To cope, he has adopted a pre-purchasing strategy: securing six months’ worth of raw materials to mitigate both shortages and further price hikes. A decision that requires strong cash flow, something many companies no longer have.
Industrial vehicles: price pressure eroding margins
The paradox is stark: in a highly competitive environment, bodybuilders cannot pass on cost increases without risking losing contracts. Worse still, in public tenders, price is once again taking precedence over environmental and quality criteria. "I’m seeing tenders where price accounts for 70% of the score again. I hadn’t seen that in 15 years." , says Philippe Sandrin. A concerning regression for the sector.
Energy mix: the only sustainable path forward?

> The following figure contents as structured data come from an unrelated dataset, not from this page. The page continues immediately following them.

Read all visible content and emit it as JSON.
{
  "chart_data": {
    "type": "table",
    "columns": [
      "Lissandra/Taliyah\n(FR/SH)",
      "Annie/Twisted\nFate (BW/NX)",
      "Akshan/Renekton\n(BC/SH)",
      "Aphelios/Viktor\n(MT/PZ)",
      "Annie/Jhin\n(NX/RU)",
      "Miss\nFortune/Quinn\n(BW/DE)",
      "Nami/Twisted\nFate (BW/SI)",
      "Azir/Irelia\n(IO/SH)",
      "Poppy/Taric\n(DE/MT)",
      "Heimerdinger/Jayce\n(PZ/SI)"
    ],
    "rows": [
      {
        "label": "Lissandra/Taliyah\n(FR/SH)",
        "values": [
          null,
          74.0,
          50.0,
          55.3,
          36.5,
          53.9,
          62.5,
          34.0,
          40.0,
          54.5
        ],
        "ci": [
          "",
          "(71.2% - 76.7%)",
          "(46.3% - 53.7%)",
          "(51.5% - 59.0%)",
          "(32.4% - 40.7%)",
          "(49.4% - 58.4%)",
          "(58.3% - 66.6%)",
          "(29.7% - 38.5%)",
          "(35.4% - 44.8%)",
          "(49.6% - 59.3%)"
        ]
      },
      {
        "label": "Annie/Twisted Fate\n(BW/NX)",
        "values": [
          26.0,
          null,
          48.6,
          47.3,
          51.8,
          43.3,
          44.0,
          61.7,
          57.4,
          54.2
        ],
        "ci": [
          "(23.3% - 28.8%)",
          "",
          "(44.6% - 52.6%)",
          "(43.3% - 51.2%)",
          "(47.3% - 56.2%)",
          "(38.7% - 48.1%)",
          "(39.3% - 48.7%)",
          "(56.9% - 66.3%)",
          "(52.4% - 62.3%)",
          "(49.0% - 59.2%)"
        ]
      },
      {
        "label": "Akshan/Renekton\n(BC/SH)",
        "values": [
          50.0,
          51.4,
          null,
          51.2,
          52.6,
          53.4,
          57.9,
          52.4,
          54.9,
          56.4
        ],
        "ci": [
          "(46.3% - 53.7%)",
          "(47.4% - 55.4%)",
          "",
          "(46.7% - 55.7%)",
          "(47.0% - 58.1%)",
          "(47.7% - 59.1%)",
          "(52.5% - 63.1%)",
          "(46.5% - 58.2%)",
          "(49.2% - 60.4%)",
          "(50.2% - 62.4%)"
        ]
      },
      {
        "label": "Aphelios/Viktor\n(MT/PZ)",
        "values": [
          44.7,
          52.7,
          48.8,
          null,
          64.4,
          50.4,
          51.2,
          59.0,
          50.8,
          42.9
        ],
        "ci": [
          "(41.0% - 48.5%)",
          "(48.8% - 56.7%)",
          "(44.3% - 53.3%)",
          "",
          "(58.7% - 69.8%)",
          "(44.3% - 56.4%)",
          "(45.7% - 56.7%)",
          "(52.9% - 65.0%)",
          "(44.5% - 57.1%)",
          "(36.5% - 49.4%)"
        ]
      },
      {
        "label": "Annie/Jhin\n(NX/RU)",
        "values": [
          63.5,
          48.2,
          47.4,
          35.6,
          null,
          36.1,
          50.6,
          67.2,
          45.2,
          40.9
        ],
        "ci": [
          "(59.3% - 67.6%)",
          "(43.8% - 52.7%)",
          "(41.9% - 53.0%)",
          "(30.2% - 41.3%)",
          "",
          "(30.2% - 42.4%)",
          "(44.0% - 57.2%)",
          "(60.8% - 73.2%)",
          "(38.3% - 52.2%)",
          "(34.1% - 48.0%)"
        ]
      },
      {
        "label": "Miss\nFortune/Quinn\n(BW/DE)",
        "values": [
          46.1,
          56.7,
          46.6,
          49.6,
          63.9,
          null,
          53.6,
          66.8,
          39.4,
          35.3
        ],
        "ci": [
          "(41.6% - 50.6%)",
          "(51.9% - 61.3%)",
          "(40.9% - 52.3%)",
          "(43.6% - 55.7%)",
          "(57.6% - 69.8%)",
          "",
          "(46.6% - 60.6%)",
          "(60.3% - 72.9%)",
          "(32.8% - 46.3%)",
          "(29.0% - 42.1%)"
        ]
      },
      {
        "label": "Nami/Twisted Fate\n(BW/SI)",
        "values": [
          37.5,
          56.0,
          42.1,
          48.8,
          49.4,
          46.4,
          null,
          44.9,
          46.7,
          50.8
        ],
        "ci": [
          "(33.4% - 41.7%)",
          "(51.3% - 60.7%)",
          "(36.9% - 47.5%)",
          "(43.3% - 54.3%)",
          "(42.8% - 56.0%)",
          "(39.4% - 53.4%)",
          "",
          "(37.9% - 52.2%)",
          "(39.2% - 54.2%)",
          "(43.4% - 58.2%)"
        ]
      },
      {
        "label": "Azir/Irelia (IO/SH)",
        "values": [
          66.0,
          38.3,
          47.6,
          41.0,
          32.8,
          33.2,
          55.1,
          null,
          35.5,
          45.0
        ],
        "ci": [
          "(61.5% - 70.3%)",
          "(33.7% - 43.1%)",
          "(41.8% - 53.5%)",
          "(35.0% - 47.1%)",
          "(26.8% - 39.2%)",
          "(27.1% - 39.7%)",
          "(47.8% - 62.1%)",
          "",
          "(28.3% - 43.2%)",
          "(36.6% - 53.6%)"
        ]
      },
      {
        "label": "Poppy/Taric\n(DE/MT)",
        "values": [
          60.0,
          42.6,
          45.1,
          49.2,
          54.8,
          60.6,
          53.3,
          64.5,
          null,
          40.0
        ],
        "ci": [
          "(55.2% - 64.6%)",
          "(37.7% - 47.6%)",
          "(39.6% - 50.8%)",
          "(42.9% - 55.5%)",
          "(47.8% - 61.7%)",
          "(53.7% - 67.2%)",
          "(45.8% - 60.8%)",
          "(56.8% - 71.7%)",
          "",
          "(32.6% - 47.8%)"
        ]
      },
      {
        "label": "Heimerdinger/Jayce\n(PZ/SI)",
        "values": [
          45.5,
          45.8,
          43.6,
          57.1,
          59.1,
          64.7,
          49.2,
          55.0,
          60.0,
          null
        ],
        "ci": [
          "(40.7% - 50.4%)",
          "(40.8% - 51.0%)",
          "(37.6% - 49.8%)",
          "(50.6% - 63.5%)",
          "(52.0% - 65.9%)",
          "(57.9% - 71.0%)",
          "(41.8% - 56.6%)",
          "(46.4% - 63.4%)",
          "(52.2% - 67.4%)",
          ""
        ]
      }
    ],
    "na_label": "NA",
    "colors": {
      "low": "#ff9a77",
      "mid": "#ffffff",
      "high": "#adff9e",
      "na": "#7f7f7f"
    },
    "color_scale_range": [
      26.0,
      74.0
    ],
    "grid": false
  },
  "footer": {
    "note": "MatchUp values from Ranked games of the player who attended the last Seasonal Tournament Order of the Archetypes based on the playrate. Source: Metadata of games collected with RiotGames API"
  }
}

All speakers agree: there is no short-term miracle solution. The response must be structural and lies in diversifying the energy mix. France has a strong comparative advantage with its decarbonized nuclear energy, which must be fully leveraged. "In economics, the key word is diversification. And now is the time to use our comparative advantages", says Anne-Sophie Alsif.
While electrification is a serious pathway for heavy-duty vehicles, it is not the only one. Hydrogen, heavily invested in by China, also remains a key area to watch. What is certain, according to Philippe Sandrin, is that reducing energy consumption is no longer optional: "We have no choice. We must move toward electric chassis, because electricity will prevail over oil."
SOLUTRANS+: a collaborative tool to navigate the crisis together
The webinar also introduced SOLUTRANS+, a new application dedicated to the industrial and urban vehicle sector, set to launch on June 1.
Patrick Cholton, President of SOLUTRANS, outlined its ambition: a free tool designed not as a passive information channel, but as a true collaborative hub for the entire industry."From drivers to business leaders, this application must become the sector’s reference tool."
Features will include real-time raw material prices (aluminium, steel, copper, rubber), currency tracking, regulatory updates as soon as they are published in Brussels, sector studies, and access to a database of tens of thousands of industry contacts.